C'è il male e ci sono gli schiavi, c'è il protagonista vessato e un mondo circostante dal quale non può farsi sopraffare. Da uomo libero dello stato di New York a prigioniero su un battello fluviale destinato ad attraccare presso le piantagioni del sud il passo è breve. C'è l'annullamento dell'identità, calpestata e umiliata, sostituta a negazione della vita precedente così tracciando il confine tra uomo e bestia da soma.
La vendita e il trattamento disumano: madri separate dai figli, fuggitivi impiccati, schiene maciullate dalle fruste; tutto orrendo eppure risaputo in un percorso infernale all'interno del quale il protagonista deve reprimere se stesso per restare vivo.
Non è l'eroe in grado di opporsi alla mano che lo batte, è solo un uomo come tanti, spaventato dalla condizione in cui si ritrova ma speranzoso di tornare a quella vita strappatagli in modo vile.
Senza strafare Chiwetel Eijofor riesce a convincere con la sua recitazione misurata e sofferta, altrettanto bravo è il luciferino Fassbender (sempre più attore feticcio di McQueen) il resto sono vaghe apparizioni sullo sfondo, figure troppo marginali e spesso fuori luogo per lasciare una traccia che vada oltre la mera necessità narrativa.
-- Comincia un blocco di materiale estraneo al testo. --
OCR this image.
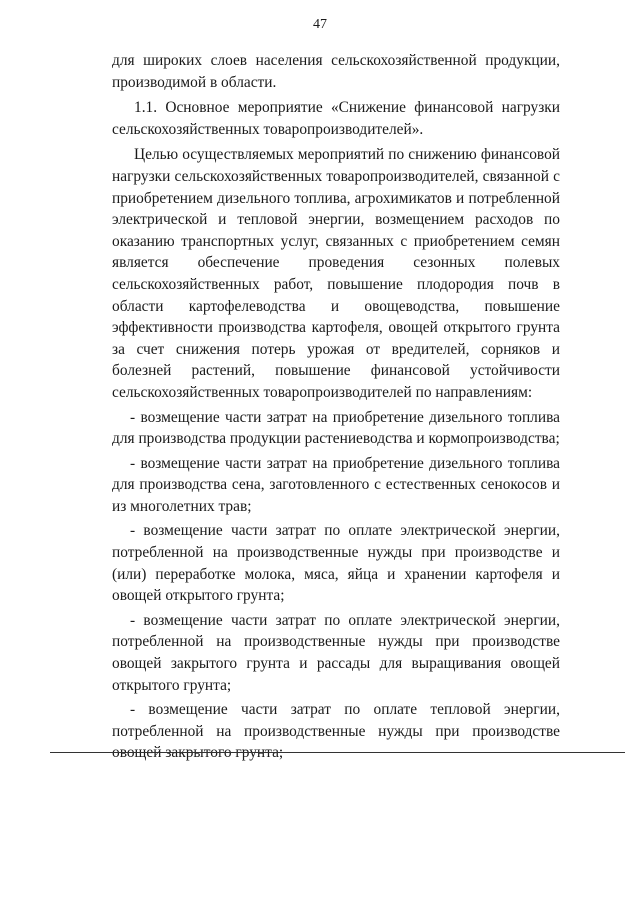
47

для широких слоев населения сельскохозяйственной продукции, производимой в области.

1.1. Основное мероприятие «Снижение финансовой нагрузки сельскохозяйственных товаропроизводителей».

Целью осуществляемых мероприятий по снижению финансовой нагрузки сельскохозяйственных товаропроизводителей, связанной с приобретением дизельного топлива, агрохимикатов и потребленной электрической и тепловой энергии, возмещением расходов по оказанию транспортных услуг, связанных с приобретением семян является обеспечение проведения сезонных полевых сельскохозяйственных работ, повышение плодородия почв в области картофелеводства и овощеводства, повышение эффективности производства картофеля, овощей открытого грунта за счет снижения потерь урожая от вредителей, сорняков и болезней растений, повышение финансовой устойчивости сельскохозяйственных товаропроизводителей по направлениям:

- возмещение части затрат на приобретение дизельного топлива для производства продукции растениеводства и кормопроизводства;

- возмещение части затрат на приобретение дизельного топлива для производства сена, заготовленного с естественных сенокосов и из многолетних трав;

- возмещение части затрат по оплате электрической энергии, потребленной на производственные нужды при производстве и (или) переработке молока, мяса, яйца и хранении картофеля и овощей открытого грунта;

- возмещение части затрат по оплате электрической энергии, потребленной на производственные нужды при производстве овощей закрытого грунта и рассады для выращивания овощей открытого грунта;

- возмещение части затрат по оплате тепловой энергии, потребленной на производственные нужды при производстве овощей закрытого грунта;
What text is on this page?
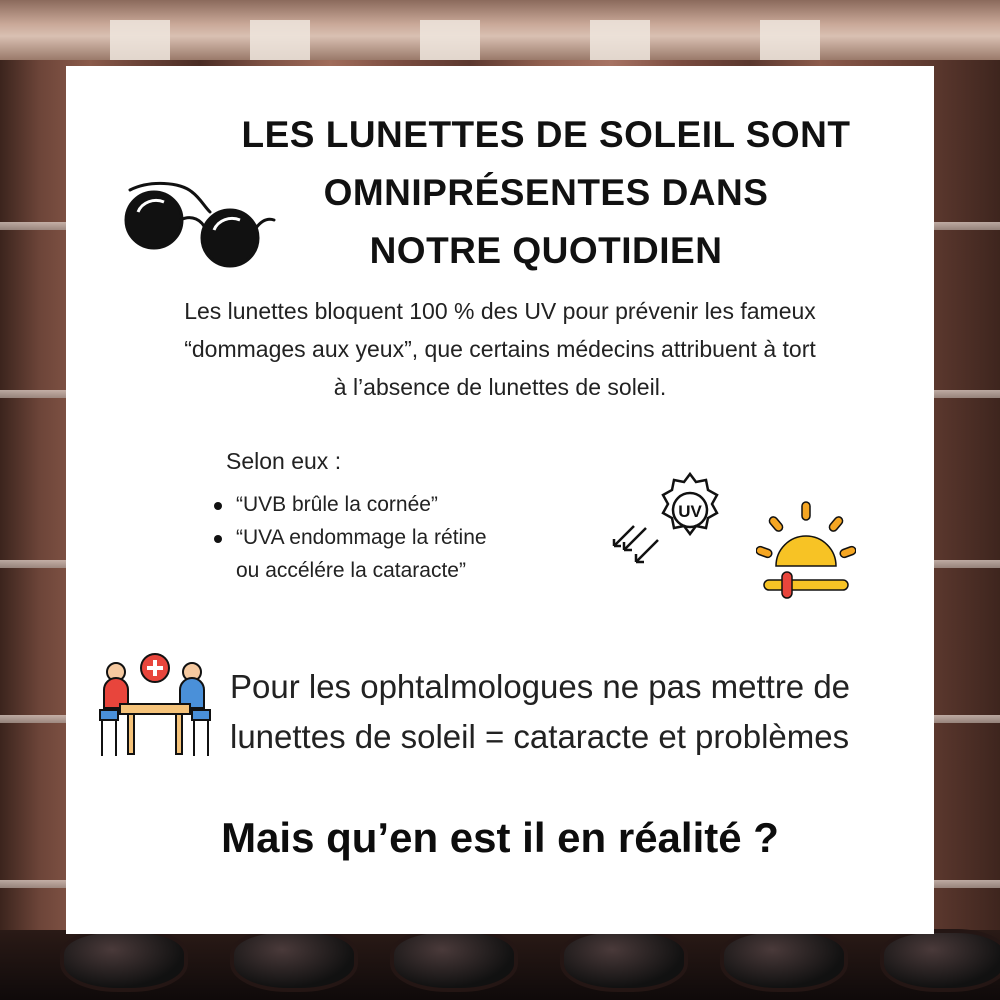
LES LUNETTES DE SOLEIL SONT
OMNIPRÉSENTES DANS
NOTRE QUOTIDIEN
Les lunettes bloquent 100 % des UV pour prévenir les fameux
“dommages aux yeux”, que certains médecins attribuent à tort
à l’absence de lunettes de soleil.
Selon eux :
“UVB brûle la cornée”
“UVA endommage la rétine
ou accélére la cataracte”
UV
Pour les ophtalmologues ne pas mettre de
lunettes de soleil = cataracte et problèmes
Mais qu’en est il en réalité ?
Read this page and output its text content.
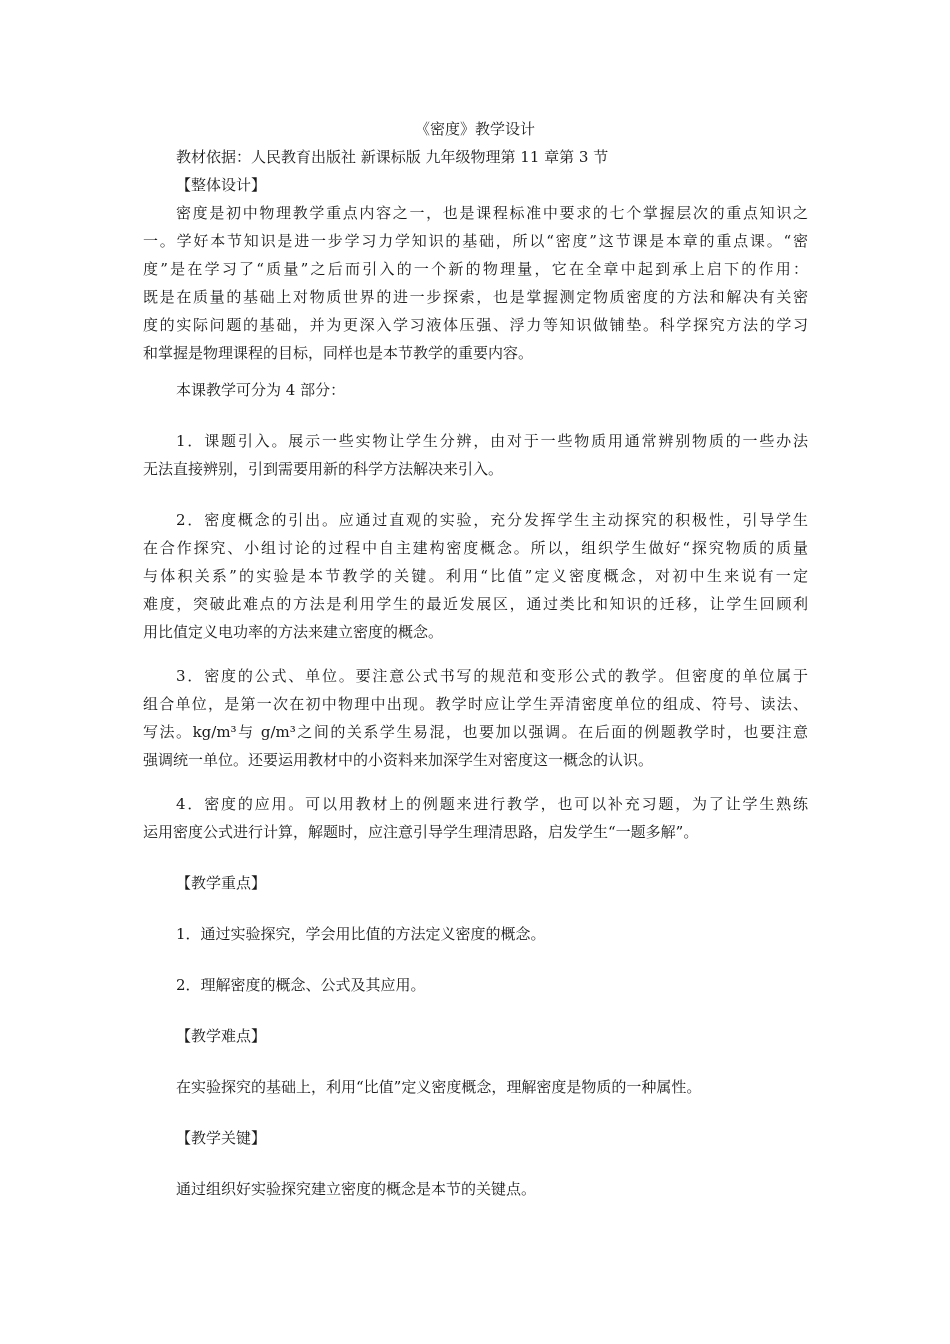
《密度》教学设计
教材依据：人民教育出版社 新课标版 九年级物理第 11 章第 3 节
【整体设计】
密度是初中物理教学重点内容之一，也是课程标准中要求的七个掌握层次的重点知识之
一。学好本节知识是进一步学习力学知识的基础，所以“密度”这节课是本章的重点课。“密
度”是在学习了“质量”之后而引入的一个新的物理量，它在全章中起到承上启下的作用：
既是在质量的基础上对物质世界的进一步探索，也是掌握测定物质密度的方法和解决有关密
度的实际问题的基础，并为更深入学习液体压强、浮力等知识做铺垫。科学探究方法的学习
和掌握是物理课程的目标，同样也是本节教学的重要内容。
本课教学可分为 4 部分：
1．课题引入。展示一些实物让学生分辨，由对于一些物质用通常辨别物质的一些办法
无法直接辨别，引到需要用新的科学方法解决来引入。
2．密度概念的引出。应通过直观的实验，充分发挥学生主动探究的积极性，引导学生
在合作探究、小组讨论的过程中自主建构密度概念。所以，组织学生做好“探究物质的质量
与体积关系”的实验是本节教学的关键。利用“比值”定义密度概念，对初中生来说有一定
难度，突破此难点的方法是利用学生的最近发展区，通过类比和知识的迁移，让学生回顾利
用比值定义电功率的方法来建立密度的概念。
3．密度的公式、单位。要注意公式书写的规范和变形公式的教学。但密度的单位属于
组合单位，是第一次在初中物理中出现。教学时应让学生弄清密度单位的组成、符号、读法、
写法。kg/m³与 g/m³之间的关系学生易混，也要加以强调。在后面的例题教学时，也要注意
强调统一单位。还要运用教材中的小资料来加深学生对密度这一概念的认识。
4．密度的应用。可以用教材上的例题来进行教学，也可以补充习题，为了让学生熟练
运用密度公式进行计算，解题时，应注意引导学生理清思路，启发学生“一题多解”。
【教学重点】
1．通过实验探究，学会用比值的方法定义密度的概念。
2．理解密度的概念、公式及其应用。
【教学难点】
在实验探究的基础上，利用“比值”定义密度概念，理解密度是物质的一种属性。
【教学关键】
通过组织好实验探究建立密度的概念是本节的关键点。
Lo schiavo bianco e la moglie di colore di un ricco possidente sono invece figure interessantissime, purtroppo confinate in un lasso temporale a dir poco esiguo.
Discorso a parte per Patsey (Lupita Nyong'o), il suo personaggio è sfruttato discretamente ma altrettanto incompiuto tra rassegnazione, disperazione e urgenza di compiacere il suo "padrone". Inoltre non ho trovato poi così eccezionali le doti interpretative della ragazza, lodate un po' ovunque (e premiate ripetutamente).
Un lavoro tutto sommato incisivo e per fortuna privo di facili retoriche, magari banale in alcuni snodi però sinceramente viscerale, sentito, voluto: tanto da sembrare necessario più per McQueen, intento ad esorcizzare i fantasmi del passato, che per lo spettatore già preparato a dovere sul tema.